If I Can’t Grow and Buy Pot Without Penalty, It Ain’t Legalization

Photo by Justin Cannabis

It’s fascinating to me how different states are approaching the popular idea of marijuana legalization.

Most of the states to tackle it so far have recognized that it is wrong for the government to punish adults who cultivate, buy, sell and consume cannabis for their own personal use. That’s the case in California, Oregon, Alaska, Colorado, Maine and Massachusetts—so far, though, they vary on how many cannabis plants and how much usable marijuana is “personal.”

But some jurisdictions are approaching legalization in a piecemeal fashion that makes no sense to me.

Start with Washington State, which in 2012 passed legalization of commercial marijuana sales and possession, but maintained a ban on personal cultivation of cannabis.

Why?

How is a dude growing a houseplant indoors committing a violation of public safety so severe it mandates a five-year felony sentence, while some lady growing thousands of those plants in a warehouse for sale to that dude isn’t endangering the public at all?

Even stranger is the law passed in 2016 for Nevada’s legalization of commercial marijuana sales and possession. That law allows adults to cultivate their own personal cannabis plants, but only if they live farther than 25 miles from a pot shop.

Why?

How is a dude growing a houseplant indoors in Las Vegas committing a violation of public safety so severe it mandates a misdemeanor sentence (and a one-year mandatory minimum felony for a fourth offense), but the lady doing the same thing in the outskirts of Duckwater, Nevada, isn’t endangering the public at all?

This sort of legalization of marijuana, while prohibiting the cultivation of cannabis, is being considered by the New Jersey legislature as well.

Meanwhile in 2014, the other Washington, the District of Columbia, overwhelmingly passed marijuana legalization that allows adults to possess marijuana and cultivate cannabis, but forbids the commercial cultivation and sales of marijuana.

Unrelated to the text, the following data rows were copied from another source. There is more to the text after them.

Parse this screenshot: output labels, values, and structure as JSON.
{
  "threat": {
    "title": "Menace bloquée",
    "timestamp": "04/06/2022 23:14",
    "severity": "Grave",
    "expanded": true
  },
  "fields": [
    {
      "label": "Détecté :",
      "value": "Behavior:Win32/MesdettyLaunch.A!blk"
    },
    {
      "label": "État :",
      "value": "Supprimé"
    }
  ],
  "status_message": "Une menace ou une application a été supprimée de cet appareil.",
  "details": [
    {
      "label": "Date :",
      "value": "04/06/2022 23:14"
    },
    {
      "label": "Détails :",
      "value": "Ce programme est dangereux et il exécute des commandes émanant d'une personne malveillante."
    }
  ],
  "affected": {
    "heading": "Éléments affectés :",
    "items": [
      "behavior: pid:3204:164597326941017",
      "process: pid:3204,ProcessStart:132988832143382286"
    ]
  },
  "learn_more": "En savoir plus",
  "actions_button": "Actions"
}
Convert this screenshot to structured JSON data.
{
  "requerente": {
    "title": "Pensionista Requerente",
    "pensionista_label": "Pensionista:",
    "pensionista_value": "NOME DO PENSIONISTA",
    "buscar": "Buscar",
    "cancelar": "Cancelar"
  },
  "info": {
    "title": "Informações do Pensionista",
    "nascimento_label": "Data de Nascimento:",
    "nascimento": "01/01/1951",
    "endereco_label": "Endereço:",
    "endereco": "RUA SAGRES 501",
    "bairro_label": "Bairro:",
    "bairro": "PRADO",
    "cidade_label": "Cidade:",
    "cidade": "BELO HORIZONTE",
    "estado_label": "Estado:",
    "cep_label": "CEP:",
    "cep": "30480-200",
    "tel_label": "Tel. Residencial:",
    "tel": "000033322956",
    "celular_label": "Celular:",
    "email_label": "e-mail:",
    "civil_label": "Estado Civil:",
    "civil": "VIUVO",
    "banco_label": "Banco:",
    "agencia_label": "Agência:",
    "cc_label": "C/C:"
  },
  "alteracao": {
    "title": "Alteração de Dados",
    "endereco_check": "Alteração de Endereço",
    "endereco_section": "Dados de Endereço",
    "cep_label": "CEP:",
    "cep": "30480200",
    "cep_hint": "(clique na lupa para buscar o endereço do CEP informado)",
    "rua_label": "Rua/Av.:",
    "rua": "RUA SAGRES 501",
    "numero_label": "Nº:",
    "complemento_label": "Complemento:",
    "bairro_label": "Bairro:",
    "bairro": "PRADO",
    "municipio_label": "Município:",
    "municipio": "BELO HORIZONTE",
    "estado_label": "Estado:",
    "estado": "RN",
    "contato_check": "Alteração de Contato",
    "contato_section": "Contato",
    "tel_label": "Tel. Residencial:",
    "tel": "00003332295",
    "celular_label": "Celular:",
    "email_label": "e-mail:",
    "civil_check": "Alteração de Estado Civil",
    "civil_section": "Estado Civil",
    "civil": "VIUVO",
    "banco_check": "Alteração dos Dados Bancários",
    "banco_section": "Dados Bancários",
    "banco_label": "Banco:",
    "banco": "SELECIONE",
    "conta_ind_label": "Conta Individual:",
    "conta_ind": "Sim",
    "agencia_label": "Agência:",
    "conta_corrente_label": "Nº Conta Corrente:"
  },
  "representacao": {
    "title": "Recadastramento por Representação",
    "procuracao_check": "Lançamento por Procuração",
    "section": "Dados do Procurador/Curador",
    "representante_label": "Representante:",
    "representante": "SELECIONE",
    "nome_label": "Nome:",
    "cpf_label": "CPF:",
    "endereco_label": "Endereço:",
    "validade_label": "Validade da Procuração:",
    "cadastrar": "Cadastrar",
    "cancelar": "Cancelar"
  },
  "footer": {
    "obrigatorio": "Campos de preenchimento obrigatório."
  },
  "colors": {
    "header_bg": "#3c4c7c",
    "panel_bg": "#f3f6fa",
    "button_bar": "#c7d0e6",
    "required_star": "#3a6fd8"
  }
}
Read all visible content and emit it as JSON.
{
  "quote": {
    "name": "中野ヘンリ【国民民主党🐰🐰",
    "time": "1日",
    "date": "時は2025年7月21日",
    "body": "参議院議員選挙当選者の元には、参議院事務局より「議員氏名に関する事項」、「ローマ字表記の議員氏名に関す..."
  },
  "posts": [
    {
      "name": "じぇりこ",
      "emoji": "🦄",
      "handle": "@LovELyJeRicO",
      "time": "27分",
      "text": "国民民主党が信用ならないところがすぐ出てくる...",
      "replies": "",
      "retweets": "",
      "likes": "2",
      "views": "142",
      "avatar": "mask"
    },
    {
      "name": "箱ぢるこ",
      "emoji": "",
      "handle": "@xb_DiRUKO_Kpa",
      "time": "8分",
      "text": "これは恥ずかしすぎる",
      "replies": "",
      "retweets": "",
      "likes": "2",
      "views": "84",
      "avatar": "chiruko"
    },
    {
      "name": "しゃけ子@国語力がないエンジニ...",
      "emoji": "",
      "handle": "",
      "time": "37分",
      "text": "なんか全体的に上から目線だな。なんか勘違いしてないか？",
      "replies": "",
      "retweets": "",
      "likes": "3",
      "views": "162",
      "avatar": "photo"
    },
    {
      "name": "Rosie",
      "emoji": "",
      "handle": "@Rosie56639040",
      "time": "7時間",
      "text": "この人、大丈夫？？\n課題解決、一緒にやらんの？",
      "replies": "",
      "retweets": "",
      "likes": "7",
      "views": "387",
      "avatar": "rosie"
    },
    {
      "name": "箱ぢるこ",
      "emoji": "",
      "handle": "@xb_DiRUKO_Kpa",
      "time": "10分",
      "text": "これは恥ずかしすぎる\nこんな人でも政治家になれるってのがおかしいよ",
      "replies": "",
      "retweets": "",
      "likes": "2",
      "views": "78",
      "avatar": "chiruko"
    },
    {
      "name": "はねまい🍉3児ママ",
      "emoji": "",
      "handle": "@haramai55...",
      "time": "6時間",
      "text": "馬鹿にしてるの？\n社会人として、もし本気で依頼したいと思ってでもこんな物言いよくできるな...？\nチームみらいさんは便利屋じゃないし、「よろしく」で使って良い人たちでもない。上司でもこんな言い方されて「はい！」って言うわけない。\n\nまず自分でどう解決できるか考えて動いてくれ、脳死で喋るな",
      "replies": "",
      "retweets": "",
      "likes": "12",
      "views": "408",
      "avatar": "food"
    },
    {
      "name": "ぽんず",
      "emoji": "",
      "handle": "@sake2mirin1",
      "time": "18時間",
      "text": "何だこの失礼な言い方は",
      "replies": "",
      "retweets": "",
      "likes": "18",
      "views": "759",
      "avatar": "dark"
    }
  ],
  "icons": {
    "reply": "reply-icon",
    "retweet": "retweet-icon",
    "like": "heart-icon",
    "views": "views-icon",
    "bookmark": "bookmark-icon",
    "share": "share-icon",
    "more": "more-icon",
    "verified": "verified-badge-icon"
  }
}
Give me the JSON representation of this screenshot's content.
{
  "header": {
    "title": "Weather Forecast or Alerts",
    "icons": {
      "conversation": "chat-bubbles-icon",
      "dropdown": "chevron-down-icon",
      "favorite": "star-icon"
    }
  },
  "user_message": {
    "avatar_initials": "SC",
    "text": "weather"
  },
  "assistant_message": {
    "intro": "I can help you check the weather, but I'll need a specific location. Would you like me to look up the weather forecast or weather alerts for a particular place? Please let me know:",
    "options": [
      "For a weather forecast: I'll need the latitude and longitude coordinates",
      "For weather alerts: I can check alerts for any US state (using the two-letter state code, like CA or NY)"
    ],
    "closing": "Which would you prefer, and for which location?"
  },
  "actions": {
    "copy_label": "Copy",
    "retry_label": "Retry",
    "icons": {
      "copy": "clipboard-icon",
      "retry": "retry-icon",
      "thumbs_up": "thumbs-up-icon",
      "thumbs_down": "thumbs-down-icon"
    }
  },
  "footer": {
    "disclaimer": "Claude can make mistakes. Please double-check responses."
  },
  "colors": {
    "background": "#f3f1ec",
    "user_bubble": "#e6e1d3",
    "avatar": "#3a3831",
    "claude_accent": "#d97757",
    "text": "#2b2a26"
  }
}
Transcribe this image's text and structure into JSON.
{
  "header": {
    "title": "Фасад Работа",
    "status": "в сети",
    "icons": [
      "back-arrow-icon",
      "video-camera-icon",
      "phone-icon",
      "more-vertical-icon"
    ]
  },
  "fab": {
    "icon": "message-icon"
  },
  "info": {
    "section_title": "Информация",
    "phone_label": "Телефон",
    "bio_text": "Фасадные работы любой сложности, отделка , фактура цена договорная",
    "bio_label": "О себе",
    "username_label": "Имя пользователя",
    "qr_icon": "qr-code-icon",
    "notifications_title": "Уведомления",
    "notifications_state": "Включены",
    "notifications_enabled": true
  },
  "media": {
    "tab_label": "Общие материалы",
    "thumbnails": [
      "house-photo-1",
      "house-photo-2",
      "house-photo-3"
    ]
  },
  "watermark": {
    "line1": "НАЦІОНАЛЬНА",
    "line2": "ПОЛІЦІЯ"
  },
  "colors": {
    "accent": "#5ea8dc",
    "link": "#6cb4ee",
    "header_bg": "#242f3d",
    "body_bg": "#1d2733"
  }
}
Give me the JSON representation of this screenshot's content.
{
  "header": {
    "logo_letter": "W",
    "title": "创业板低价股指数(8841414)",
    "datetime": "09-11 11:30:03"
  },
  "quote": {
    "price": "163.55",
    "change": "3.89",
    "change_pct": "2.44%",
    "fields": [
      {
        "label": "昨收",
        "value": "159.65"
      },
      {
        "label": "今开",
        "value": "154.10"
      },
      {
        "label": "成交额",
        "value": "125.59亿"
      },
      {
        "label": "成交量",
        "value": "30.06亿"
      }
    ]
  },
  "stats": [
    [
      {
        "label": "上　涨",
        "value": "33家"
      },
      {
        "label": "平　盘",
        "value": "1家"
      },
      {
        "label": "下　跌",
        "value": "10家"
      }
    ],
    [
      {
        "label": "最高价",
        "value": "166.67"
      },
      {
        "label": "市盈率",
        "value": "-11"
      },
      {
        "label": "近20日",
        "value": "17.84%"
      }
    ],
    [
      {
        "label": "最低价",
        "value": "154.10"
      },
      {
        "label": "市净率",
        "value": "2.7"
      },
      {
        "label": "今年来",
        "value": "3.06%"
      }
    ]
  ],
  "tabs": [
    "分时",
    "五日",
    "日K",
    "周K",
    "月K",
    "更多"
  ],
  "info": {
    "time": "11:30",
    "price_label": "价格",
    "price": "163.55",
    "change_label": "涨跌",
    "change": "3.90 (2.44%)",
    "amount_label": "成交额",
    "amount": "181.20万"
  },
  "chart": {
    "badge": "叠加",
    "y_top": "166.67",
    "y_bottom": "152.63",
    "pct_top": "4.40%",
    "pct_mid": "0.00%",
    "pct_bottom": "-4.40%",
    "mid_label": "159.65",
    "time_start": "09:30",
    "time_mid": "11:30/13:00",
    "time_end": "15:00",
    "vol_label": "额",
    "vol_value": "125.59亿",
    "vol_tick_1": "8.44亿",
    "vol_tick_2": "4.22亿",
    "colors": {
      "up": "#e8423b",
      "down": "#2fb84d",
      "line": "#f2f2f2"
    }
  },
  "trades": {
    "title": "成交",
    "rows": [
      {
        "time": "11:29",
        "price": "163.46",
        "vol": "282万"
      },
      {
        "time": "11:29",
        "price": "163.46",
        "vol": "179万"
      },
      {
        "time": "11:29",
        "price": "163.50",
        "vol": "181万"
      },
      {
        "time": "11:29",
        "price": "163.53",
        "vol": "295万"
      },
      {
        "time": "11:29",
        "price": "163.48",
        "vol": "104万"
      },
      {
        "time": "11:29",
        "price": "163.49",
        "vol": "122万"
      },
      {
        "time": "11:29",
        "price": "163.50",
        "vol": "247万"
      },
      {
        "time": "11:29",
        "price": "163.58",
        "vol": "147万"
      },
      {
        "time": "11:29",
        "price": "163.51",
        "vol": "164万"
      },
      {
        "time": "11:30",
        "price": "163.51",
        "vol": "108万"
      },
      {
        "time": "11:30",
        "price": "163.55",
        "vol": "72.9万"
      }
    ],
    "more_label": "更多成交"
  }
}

Not that the people wouldn’t have passed full tax-and-regulate marijuana legalization there, but Congress, which controls much of Washington, D.C.’s government, has refused to allow the city to pursue commercial legalization.

Why?

How is it OK for a dude to grow a houseplant indoors and give some of it to a lady, but if the lady hands the dude $20 for it, she’s committed a crime worthy of five years in prison?

This sort of legalization of marijuana, while prohibiting the commerce of cannabis, is being considered by the governor of Vermont as well.

Can someone explain to me why Vermont and D.C. think home-growing is OK, but pot shops are not; while New Jersey and Washington think pot shops are OK, but home-growing is not?

Especially considering that for medical marijuana patients in Vermont, pot shops are OK. How do healthy customers make a pot shop any more criminal? Or considering that for medical marijuana patients in Washington, home-growing is OK. How do healthy gardeners make home-growing any more criminal?

The only answer I can come up with is that the restrictions on cultivation and sales in these states have nothing to do with public safety and everything to do with corporate and government profits.

If adults can cultivate their own cannabis plants in states with legal marijuana sales, then that will eat into the corporate profits of the licensed sellers of marijuana and the government profits from taxed marijuana sales.

If adults can purchase their own marijuana in states that allow home cannabis cultivation, then that will eat into the corporate profits of pharmaceutical and alcohol sales and the government profits from taxed drug and alcohol sales.

Ironically, for the timid states that don’t legalize sales or home-grow, their legislation actually exacerbates the problems of cannabis commerce that they think they’re addressing.

Vermont’s “grow-and-give” proposal is underground weed dealers’ dream policy, as it reduces the risk they get caught, eliminates that risk for their customers and prevents any large commercial competitor from lowering their profits.

New Jersey’s “no home-grow” proposal is “Big Marijuana’s” dream policy, as it maintains the criminal risk of individual customer competition that lowers their profits.

Legalization of personal possession and use of marijuana is a good thing and should not be rejected, despite these shortcomings. But without legal home cannabis cultivation and commercial marijuana sales, it’s incomplete.